Chief Judge Timothy C. Evans made the request after Cook County Associate Judge Arthur F. Hill Jr. stepped aside out of “an abundance of caution” over his ties to Daley, for whom Hill worked when Daley was Cook County state’s attorney.

After Hill bowed out, Stephen J. Senderowitz, an attorney with special prosecutor Dan K. Webb, requested an outside judge. Senderowitz said it would be difficult to find a judge in Cook County without ties to Daley or the two state’s attorneys who declined to charge Vanecko — Richard Devine and current top prosecutor Anita Alvarez — in the 2004 death of David Koschman.

“There could be issues raised about impartiality of even the most qualified judge because of the relationships that exist,” Senderowitz told Circuit Judge Michael P. Toomin.

Toomin reopened the case in April, appointing Webb to reinvestigate Koschman’s death and to examine whether anyone from the state’s attorney’s office or the Chicago Police Department should be charged as a result of their handling of the case.

Thomas Breen, one of Vanecko’s attorneys,” said he was “blown away” by Senderowitz’s request, arguing for a judge “who is familiar with Chicago, Chicago landscape, Chicago people, Chicago police, [rather] than an outside judge.”

Still, Vanecko’s lawyers said they wouldn’t fight Toomin’s decision Monday, agreeing that an outside judge is needed and asking Evans to make that request.

Evans agreed. The Vanecko case, he wrote, needs a judge from outside Cook County to maintain “public confidence in the administration of justice.”

It’s the second time Evans has made such a request in recent months. Last month, the Supreme Court appointed a DuPage County judge to preside over a battery case against Cook County Circuit Judge Cynthia Brim.

Another Vanecko attorney, Marc W. Martin, blamed the news media for creating a perception that no Cook County judge could fairly preside over the Vanecko case.

“We are really outraged by the fact that because some newspaper reporters think Cook County judges can’t be fair, the case has to be reassigned,” Martin said.

“We don’t have a problem with it, though. . . . The state’s witnesses in this case are liars. That will be shown . . . . You can bring in a judge from Kalamazoo, for all I care.”

Last week, Hill disclosed he spent 10 years working for Daley when Daley was state’s attorney in the 1980s. As mayor, Daley named Hill — then in private law practice — to the Chicago Transit Authority board.

Hill returned to the state’s attorney’s office in 1996, after helping Devine win his first term as state’s attorney.

The 6-foot-3, 230-pound Vanecko is accused of striking the 5-foot-5, 125-pound Koschman during a drunken encounter on Division Street west of Dearborn early on April 25, 2004. Koschman fell, cracked his head and died 11 days later of brain injuries.

Vanecko ran off. Two weeks later, a friend identified him to the police.

But Devine and his staff said there was insufficient evidence to file charges.

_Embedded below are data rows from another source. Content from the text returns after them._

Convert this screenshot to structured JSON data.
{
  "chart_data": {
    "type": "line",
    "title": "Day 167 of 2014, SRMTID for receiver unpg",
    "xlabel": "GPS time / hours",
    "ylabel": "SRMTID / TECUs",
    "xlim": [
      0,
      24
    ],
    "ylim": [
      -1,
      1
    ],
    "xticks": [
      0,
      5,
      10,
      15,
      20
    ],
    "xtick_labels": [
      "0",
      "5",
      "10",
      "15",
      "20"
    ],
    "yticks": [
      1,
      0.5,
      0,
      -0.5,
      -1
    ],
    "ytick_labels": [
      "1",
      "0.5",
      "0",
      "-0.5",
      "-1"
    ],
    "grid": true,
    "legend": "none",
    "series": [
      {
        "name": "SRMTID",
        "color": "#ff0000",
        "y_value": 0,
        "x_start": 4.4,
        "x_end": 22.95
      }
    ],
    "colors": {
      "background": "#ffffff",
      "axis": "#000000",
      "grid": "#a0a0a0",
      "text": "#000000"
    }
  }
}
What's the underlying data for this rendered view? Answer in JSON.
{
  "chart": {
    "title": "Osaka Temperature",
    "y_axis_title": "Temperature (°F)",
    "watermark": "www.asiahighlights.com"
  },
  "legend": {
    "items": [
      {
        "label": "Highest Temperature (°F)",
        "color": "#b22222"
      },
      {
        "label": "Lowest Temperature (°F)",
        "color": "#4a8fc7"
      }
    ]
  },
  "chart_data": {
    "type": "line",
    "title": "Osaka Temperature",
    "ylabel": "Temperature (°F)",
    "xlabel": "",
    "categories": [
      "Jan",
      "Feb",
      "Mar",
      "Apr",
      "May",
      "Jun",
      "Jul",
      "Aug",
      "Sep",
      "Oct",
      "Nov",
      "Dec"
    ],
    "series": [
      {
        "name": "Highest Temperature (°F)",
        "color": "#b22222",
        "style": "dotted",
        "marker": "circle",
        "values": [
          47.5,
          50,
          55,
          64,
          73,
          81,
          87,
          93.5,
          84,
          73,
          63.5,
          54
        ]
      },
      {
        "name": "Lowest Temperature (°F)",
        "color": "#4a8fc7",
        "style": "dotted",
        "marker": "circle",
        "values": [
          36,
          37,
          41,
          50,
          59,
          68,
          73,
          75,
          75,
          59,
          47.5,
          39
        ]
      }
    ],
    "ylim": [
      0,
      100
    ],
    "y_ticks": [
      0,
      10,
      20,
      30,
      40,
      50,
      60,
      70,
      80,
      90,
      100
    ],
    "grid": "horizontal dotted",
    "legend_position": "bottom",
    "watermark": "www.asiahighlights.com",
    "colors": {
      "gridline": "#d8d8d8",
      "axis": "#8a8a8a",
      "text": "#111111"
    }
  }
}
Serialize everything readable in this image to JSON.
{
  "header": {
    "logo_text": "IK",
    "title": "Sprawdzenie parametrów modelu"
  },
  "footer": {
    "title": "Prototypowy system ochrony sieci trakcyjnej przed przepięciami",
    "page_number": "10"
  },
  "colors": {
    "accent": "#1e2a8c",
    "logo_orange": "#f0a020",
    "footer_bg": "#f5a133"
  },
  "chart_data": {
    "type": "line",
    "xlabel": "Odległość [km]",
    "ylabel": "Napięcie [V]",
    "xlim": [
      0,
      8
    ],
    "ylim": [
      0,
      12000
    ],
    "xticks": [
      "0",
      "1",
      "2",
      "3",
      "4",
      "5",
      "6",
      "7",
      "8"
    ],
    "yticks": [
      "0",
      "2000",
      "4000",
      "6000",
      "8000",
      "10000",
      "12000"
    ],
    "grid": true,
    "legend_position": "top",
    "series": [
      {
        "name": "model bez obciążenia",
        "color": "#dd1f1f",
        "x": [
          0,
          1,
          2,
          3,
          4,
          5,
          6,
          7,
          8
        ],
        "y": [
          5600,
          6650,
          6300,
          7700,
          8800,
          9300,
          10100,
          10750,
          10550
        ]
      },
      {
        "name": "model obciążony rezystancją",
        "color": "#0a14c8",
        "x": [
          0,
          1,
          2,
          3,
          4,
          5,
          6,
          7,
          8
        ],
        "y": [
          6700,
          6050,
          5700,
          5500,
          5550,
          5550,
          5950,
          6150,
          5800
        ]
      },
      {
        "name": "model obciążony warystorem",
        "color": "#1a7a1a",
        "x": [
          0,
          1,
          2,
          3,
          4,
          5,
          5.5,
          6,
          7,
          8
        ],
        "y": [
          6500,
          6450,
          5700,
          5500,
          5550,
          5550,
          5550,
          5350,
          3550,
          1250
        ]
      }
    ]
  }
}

Alvarez — who succeeded Devine — declined to charge Vanecko last year, after a Chicago Sun-Times investigation prompted the police to reinvestigate the case. The police concluded that Vanecko punched Koschman but acted in self-defense, though Vanecko never spoke with detectives, and friends who were with Koschman disputed that, as did a bystander.

Toomin agreed to appoint a special prosecutor in April, ripping what he called “the fiction of self-defense” he said was “conjured up by police and prosecutors.”

Webb’s investigation of police and prosecutors’ handling of the case continues.